Thanks Allan - regarding the french drains - why the gravel? Those black corregated flex pipes should be watertight so what would gravel add/do?

Secondly - I'd have to get a laser level, but my entire backyard has about a 4 foot grade across the entire 170 foot width. The tank is buried in about the middle where this is about 2 foot grade. But of course, the tank inlet/outlet is buried probably 3 feet.

Moving away and "downhill" from the tank go the fields. Across this area it generally flattens out. I already have two french drains in the vicinity, and there are 2-3 downspout drains - all run all the way across my property and into a far drainage ditch.

The boggy area in question - ground level is still probably 2 feet or so above the inlet/outlet of the tank about 50 feet away.

Thus - no reasonable way I see to put the french drain lower than the inlet/outlet of the tank without sinking the french drain about 2+ feet down. And keep in mind this is over an old septic field.

Isn't the real goal just to keep these "bowls" from harboring standing water, and simply to assure as much water as possible flows across the land (or into French drains) and is moved away from the tank?

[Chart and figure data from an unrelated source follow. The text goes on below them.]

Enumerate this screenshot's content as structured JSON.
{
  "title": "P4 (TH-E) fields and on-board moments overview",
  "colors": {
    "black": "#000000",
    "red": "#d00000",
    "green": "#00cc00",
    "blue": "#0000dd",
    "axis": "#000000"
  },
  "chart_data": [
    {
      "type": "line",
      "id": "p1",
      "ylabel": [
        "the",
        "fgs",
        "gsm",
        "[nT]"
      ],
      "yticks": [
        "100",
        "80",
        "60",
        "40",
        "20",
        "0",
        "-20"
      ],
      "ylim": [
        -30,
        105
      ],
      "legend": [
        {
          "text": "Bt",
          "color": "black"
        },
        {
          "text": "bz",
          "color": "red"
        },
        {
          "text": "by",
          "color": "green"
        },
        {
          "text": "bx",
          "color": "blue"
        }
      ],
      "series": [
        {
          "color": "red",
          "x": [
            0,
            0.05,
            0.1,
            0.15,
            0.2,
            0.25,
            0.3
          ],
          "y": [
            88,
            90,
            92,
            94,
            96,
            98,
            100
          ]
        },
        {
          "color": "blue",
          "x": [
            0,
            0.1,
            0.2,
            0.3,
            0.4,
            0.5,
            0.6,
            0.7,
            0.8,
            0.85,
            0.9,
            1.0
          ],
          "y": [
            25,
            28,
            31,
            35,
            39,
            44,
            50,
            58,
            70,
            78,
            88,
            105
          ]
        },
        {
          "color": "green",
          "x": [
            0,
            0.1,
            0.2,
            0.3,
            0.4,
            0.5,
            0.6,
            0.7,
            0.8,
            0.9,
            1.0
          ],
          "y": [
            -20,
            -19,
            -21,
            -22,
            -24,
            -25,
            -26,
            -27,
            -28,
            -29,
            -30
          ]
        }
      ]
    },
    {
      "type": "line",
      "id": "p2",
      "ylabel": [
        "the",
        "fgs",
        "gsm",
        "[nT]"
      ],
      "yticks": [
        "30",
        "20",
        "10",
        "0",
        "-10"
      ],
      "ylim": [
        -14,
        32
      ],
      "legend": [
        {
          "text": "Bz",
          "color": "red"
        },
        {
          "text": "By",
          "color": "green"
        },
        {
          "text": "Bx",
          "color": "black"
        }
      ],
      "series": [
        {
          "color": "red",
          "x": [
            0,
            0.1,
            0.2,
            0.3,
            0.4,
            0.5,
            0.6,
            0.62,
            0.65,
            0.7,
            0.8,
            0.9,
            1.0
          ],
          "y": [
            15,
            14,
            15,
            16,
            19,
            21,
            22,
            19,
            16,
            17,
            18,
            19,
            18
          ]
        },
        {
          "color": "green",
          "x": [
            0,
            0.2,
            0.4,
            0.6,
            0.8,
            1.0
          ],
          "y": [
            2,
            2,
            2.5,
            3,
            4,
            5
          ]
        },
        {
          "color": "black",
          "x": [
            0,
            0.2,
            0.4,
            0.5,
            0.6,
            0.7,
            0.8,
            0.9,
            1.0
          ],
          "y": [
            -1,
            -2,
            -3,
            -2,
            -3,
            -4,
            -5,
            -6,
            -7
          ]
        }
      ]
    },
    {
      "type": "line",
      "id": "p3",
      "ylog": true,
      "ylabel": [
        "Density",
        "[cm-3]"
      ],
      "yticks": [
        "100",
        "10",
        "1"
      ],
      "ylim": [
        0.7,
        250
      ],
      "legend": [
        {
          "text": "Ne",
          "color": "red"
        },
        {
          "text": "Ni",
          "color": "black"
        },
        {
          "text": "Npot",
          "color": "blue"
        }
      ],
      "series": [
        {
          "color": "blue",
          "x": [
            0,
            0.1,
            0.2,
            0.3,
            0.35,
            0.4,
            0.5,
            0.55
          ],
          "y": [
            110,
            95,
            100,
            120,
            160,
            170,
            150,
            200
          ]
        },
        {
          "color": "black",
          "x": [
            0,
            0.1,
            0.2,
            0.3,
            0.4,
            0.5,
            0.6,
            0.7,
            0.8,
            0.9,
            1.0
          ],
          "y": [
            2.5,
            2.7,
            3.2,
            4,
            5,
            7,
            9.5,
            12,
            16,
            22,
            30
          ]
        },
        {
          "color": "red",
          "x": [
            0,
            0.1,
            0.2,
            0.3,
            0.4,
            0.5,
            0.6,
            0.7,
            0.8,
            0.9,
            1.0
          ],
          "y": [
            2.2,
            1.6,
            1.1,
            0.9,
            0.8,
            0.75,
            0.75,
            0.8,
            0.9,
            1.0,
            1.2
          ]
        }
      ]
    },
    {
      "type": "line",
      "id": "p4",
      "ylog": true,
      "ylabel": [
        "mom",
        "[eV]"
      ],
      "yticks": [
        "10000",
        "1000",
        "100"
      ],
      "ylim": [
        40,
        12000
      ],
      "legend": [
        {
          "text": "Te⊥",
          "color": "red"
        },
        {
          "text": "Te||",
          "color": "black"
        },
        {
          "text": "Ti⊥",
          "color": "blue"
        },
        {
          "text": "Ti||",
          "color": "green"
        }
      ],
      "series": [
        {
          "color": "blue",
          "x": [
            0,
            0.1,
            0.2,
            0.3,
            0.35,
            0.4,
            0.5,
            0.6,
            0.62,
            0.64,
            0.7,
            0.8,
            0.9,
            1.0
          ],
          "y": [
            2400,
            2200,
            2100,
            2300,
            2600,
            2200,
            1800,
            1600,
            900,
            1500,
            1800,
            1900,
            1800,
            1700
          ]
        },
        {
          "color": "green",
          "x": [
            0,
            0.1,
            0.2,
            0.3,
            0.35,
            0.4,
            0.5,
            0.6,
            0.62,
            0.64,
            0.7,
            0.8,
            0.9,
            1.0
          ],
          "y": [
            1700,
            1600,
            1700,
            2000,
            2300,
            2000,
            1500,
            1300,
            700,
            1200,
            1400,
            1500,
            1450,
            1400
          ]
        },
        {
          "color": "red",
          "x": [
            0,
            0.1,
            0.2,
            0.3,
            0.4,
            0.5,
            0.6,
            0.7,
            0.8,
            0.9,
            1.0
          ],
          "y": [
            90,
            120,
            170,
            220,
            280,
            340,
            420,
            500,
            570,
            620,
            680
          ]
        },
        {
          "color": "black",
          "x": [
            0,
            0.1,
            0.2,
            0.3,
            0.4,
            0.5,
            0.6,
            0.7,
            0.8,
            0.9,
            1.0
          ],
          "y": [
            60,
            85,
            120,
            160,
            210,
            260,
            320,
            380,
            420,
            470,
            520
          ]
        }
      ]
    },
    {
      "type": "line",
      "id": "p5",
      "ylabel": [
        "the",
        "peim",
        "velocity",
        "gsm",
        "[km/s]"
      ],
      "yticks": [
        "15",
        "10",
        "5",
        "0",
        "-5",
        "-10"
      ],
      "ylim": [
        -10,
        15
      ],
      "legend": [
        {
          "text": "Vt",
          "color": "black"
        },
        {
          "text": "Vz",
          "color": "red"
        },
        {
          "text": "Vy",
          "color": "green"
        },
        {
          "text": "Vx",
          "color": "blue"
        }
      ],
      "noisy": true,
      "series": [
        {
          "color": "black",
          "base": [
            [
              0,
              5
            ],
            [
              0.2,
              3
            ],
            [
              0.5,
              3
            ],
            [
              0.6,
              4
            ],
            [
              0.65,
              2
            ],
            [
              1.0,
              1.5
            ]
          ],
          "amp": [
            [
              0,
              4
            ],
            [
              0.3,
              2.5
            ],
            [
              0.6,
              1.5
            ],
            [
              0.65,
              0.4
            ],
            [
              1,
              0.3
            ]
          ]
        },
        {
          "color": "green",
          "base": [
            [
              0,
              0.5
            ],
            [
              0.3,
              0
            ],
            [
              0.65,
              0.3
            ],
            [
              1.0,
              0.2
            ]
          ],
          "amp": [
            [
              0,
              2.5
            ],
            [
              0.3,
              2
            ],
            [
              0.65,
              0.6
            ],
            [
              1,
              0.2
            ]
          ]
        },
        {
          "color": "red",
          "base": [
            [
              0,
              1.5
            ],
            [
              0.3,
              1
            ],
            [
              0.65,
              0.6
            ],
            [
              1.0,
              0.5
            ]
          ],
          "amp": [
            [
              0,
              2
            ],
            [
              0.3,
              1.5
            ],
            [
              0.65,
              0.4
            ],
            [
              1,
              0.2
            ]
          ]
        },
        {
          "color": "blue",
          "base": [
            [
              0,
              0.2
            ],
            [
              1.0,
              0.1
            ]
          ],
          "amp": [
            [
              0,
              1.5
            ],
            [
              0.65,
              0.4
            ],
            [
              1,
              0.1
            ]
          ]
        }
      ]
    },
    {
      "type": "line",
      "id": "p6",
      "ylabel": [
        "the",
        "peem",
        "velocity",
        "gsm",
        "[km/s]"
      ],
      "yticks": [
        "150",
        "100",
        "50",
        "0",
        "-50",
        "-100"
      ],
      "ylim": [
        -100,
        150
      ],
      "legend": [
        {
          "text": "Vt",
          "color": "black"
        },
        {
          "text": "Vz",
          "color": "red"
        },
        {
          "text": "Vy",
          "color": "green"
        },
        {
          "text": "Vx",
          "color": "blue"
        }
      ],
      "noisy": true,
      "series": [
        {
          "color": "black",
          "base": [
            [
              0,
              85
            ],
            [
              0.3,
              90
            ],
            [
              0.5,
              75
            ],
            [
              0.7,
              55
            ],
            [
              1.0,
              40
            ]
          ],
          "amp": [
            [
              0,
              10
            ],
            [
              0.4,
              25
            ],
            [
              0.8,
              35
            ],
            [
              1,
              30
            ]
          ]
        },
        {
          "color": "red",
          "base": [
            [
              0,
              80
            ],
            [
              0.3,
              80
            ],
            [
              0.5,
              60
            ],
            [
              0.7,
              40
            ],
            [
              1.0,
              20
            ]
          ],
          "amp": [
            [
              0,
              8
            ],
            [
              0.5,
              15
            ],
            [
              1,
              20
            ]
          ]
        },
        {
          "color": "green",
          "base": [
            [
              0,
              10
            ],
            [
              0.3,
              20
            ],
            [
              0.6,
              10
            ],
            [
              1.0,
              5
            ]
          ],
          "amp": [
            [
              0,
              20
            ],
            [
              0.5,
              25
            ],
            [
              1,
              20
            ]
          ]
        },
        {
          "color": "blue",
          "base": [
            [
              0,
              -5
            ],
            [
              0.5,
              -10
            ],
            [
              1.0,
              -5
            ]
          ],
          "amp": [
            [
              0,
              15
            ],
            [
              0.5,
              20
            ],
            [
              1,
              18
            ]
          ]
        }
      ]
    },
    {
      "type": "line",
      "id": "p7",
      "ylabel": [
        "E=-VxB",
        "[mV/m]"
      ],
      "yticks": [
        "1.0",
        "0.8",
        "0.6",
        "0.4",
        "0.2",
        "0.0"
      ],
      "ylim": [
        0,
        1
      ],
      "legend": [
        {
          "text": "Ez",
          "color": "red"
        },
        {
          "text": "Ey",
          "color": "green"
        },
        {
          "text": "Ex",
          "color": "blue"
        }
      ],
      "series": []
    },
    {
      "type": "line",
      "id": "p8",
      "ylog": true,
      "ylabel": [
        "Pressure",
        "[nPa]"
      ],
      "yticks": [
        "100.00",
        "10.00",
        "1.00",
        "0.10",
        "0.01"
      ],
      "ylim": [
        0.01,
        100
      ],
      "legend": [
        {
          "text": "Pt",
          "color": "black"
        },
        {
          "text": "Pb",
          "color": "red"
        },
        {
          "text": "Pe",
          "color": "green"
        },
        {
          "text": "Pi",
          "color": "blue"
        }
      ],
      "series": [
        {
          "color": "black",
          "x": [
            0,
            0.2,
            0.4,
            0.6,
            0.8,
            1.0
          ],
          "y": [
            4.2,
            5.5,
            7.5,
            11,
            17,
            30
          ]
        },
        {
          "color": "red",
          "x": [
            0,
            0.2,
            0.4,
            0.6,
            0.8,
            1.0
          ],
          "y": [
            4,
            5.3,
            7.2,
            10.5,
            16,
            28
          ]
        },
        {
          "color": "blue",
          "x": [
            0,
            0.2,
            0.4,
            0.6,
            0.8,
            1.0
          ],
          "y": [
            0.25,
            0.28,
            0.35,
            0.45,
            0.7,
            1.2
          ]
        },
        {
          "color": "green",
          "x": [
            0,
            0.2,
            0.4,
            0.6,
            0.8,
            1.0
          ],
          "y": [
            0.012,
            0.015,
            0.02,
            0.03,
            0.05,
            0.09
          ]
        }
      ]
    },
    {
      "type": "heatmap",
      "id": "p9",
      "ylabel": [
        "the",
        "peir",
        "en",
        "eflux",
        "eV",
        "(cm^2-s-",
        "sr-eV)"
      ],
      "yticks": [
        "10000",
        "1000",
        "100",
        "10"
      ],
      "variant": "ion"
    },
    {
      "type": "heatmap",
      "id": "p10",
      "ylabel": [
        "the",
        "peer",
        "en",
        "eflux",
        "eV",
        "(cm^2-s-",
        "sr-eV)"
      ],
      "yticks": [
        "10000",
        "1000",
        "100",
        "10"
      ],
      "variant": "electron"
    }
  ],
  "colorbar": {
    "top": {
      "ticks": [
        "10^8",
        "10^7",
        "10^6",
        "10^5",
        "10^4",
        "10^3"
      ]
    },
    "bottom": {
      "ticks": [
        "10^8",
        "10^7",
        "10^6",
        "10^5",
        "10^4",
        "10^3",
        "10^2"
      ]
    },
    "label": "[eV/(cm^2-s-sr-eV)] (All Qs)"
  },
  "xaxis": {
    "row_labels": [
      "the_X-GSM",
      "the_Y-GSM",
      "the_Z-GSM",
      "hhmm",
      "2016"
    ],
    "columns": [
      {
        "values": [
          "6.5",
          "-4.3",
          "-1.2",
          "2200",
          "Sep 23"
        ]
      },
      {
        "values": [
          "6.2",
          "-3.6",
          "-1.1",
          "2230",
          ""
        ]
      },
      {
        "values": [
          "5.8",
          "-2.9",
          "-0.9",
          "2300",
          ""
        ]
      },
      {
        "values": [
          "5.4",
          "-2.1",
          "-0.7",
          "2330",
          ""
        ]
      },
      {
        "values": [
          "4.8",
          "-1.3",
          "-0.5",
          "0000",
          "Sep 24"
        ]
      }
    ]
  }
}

One other note - any idea how much water a standard French drain can take? The ones I have appear to be about 1x1 foot boxes set at ground level, with the 4-6" corregated pipe running buried off the back of my property. If I repeat this in my boggy area, would one be enough?

Of course - I could skip them and rent a bobcat and just regrade from the boggy point downhill off the back of the property.


----------